74HssqAmpAieSQYdpeY0UHJ3eJx0ro2Bjc2BCzNj
Bookmark

Jembatan Garuda, Infrastruktur Kecil dengan Dampak Besar bagi Warga Darmakradenan


BERSWARANEWS.Com | Banyumas - Sebuah bentangan konstruksi di atas Sungai Tajum, Desa Darmakradenan, Kecamatan Ajibarang, Kabupaten Banyumas, kini menjadi simbol baru konektivitas masyarakat. Jembatan Gantung Garuda yang selama ini dinantikan warga resmi diresmikan dan langsung membuka akses yang sebelumnya harus ditempuh dengan jalur memutar.


Peresmian Jembatan Garuda tersebut berlangsung serentak secara nasional bersama program pembangunan 2.500 Jembatan Garuda dan 3.000 titik air bersih oleh Presiden Republik Indonesia Prabowo. Setelah mengikuti peresmian melalui konferensi video (Vidcon) bersama Presiden, Jembatan Garuda di atas Sungai Tajum secara langsung diresmikan Danrem 071/Wijayakusuma Kolonel Inf Sidik Wiyono, S.H., M.Tr. (Han).


Prosesi peresmian turut dihadiri Wakil Bupati Banyumas Dwi Asih Lintarti, Dandim 0701/Banyumas Letkol Inf Edward Samosir, Kapolresta Banyumas Kombes Pol Petrus Silalahi, jajaran DPU Banyumas, Muspika Kecamatan Ajibarang, Pemerintah Desa Darmakradenan, serta sejumlah tamu undangan.


Bagi pemerintah daerah, pembangunan tersebut bukan sekadar penambahan infrastruktur. Jembatan menjadi instrumen penting untuk mengurai hambatan geografis yang selama ini membatasi mobilitas masyarakat.


Wakil Bupati Banyumas Dwi Asih Lintarti mengatakan, Jembatan Garuda memberikan manfaat langsung karena membuka akses antarwilayah yang sebelumnya terkendala sungai dan jarak tempuh.


“Selain jembatan, titik-titik air bersih juga sangat bermanfaat bagi masyarakat,” ujarnya.
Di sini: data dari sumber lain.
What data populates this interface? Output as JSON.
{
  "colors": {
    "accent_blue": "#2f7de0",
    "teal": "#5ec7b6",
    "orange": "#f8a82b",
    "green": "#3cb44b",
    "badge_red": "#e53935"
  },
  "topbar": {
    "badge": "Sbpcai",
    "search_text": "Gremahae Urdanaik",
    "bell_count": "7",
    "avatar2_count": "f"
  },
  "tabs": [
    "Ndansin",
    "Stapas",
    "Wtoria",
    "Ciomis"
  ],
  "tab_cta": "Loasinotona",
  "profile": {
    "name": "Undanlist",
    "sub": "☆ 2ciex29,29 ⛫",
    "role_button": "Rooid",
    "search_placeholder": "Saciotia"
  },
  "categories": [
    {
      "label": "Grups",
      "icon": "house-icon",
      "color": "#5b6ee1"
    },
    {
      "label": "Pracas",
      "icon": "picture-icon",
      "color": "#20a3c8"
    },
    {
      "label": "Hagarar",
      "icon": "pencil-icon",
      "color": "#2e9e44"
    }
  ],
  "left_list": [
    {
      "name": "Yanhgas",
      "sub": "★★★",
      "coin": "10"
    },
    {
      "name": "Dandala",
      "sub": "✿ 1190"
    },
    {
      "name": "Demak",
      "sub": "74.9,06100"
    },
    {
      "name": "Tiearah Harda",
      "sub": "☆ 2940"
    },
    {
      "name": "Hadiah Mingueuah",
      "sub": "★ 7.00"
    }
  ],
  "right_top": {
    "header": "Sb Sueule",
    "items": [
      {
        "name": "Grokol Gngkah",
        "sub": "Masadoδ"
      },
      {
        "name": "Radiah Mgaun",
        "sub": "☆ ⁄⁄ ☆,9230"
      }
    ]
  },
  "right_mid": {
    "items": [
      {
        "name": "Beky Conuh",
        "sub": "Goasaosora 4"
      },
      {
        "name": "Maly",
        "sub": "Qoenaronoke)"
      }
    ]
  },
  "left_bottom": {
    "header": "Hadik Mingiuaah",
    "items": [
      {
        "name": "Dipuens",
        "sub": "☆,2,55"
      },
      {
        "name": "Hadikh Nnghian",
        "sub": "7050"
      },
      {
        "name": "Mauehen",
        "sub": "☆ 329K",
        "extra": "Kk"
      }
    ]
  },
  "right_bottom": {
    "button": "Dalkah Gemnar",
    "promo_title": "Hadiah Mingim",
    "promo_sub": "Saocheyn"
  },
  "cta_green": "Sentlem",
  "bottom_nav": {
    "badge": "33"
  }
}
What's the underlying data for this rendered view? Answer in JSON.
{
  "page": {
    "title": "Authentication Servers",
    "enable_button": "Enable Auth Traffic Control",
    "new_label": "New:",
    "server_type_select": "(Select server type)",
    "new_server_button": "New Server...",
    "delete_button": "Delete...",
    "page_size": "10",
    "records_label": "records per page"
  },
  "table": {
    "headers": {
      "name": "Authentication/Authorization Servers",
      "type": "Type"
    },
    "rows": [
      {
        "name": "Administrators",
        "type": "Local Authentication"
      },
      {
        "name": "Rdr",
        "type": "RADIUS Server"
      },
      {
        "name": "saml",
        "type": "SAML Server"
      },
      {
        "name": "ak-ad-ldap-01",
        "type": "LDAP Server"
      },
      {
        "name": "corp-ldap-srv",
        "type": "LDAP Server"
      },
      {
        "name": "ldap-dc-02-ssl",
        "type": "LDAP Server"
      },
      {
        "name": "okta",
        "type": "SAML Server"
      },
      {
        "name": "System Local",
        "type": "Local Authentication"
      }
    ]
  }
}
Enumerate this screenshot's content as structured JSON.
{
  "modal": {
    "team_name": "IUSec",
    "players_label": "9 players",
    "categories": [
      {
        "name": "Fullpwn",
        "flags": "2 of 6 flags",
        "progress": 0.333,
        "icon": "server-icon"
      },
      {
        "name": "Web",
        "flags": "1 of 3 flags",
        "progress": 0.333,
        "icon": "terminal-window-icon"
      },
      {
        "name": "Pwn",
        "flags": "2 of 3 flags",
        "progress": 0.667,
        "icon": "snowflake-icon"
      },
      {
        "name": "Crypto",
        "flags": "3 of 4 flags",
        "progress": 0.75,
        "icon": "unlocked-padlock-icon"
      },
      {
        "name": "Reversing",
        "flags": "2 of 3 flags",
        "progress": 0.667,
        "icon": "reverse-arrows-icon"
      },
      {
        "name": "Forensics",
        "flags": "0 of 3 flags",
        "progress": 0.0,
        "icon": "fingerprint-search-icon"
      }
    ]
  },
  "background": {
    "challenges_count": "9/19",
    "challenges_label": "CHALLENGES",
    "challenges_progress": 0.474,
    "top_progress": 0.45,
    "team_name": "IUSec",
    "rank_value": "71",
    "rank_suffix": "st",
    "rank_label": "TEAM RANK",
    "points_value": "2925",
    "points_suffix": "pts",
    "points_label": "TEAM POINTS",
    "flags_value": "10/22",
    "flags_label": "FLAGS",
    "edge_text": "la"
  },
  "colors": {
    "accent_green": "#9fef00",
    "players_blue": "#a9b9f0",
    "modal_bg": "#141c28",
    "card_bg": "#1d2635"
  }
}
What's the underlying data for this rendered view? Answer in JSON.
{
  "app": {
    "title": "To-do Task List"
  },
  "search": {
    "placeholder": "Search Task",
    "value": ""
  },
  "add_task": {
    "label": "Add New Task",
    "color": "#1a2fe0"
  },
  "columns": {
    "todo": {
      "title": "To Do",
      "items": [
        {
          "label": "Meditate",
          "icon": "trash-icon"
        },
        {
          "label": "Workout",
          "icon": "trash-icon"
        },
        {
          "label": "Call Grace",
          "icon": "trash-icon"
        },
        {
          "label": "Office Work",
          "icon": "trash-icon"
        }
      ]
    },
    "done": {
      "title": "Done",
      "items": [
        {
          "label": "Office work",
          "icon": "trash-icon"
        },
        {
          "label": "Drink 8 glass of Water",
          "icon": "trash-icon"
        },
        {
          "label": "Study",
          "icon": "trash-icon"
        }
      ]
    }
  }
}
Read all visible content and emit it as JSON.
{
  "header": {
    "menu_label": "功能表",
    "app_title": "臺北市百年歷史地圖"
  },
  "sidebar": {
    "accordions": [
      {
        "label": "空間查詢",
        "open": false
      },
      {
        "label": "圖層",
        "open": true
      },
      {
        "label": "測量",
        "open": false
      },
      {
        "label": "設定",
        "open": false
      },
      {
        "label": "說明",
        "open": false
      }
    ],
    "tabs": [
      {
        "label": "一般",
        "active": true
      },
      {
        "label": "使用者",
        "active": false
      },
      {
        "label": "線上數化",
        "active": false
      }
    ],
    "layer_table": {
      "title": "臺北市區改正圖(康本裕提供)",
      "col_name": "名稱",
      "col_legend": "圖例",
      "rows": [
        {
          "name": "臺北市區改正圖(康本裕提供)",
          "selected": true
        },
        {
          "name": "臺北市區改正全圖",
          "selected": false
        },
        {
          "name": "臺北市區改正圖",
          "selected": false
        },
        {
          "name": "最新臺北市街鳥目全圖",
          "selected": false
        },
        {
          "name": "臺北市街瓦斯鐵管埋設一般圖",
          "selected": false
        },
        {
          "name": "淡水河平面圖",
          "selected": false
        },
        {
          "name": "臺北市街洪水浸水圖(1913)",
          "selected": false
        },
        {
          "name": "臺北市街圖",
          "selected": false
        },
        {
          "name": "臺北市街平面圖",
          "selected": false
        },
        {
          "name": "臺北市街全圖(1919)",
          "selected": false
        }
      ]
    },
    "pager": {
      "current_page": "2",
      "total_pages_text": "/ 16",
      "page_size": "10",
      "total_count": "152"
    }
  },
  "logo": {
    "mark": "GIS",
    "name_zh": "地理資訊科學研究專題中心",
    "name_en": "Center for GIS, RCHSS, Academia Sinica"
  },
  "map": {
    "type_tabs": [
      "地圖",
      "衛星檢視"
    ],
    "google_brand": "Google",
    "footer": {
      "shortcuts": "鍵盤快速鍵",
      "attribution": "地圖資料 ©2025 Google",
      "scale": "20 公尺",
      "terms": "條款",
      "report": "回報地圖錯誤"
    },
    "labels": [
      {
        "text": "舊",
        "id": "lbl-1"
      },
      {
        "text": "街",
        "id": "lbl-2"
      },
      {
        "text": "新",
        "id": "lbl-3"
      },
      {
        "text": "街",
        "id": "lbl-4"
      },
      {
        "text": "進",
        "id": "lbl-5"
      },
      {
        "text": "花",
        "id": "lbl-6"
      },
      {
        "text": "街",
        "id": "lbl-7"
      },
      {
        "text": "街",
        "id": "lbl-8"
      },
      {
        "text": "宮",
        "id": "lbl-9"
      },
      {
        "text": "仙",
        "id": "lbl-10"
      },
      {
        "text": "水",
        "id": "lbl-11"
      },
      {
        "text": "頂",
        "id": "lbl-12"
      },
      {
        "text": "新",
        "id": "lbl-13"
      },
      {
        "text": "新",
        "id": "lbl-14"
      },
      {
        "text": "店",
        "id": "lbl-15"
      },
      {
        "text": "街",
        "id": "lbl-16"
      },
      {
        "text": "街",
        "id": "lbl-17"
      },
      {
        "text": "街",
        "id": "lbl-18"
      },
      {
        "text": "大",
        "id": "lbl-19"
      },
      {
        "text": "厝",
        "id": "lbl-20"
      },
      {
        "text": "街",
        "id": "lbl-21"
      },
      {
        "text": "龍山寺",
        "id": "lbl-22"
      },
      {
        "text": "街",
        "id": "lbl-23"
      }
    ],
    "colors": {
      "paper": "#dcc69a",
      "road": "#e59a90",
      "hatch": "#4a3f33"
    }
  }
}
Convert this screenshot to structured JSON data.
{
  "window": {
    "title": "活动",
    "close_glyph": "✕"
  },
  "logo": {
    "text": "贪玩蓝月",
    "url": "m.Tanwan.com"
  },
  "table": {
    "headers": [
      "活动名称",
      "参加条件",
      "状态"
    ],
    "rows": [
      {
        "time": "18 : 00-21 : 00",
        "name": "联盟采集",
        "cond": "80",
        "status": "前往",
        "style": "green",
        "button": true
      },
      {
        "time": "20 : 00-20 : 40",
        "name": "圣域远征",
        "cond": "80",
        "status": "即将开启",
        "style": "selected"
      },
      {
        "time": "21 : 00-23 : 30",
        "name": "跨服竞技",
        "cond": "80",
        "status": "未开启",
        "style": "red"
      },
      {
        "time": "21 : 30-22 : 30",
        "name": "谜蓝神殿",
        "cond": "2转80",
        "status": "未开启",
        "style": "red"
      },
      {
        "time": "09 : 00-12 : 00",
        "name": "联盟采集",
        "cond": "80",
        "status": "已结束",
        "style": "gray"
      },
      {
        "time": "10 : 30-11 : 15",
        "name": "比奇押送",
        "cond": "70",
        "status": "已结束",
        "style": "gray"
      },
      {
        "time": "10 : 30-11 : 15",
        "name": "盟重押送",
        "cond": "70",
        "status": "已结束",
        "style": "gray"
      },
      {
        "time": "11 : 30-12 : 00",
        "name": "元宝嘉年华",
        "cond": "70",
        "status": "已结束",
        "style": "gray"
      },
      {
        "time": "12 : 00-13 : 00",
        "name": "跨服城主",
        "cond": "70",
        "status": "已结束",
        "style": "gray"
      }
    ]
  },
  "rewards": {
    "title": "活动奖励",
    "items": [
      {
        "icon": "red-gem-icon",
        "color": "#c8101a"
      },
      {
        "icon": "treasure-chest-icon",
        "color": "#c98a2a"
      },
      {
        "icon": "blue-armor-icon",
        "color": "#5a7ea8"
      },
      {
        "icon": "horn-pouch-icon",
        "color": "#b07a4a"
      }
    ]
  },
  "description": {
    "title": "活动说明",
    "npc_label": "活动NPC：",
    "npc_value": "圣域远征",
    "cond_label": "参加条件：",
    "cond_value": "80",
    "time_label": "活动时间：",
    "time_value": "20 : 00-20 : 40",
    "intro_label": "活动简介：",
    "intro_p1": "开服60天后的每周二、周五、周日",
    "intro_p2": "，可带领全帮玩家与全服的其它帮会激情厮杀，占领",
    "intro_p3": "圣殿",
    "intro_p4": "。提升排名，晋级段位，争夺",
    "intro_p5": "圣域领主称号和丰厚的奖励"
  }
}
Di Banyumas, program Jembatan Garuda mencakup empat desa, yakni Darmakradenan, Windunegara, Cingebul, dan Kalibagor. Infrastruktur tersebut menjadi bagian dari upaya memperkuat konektivitas kawasan perdesaan sekaligus menghadirkan pelayanan dasar yang lebih dekat dengan masyarakat.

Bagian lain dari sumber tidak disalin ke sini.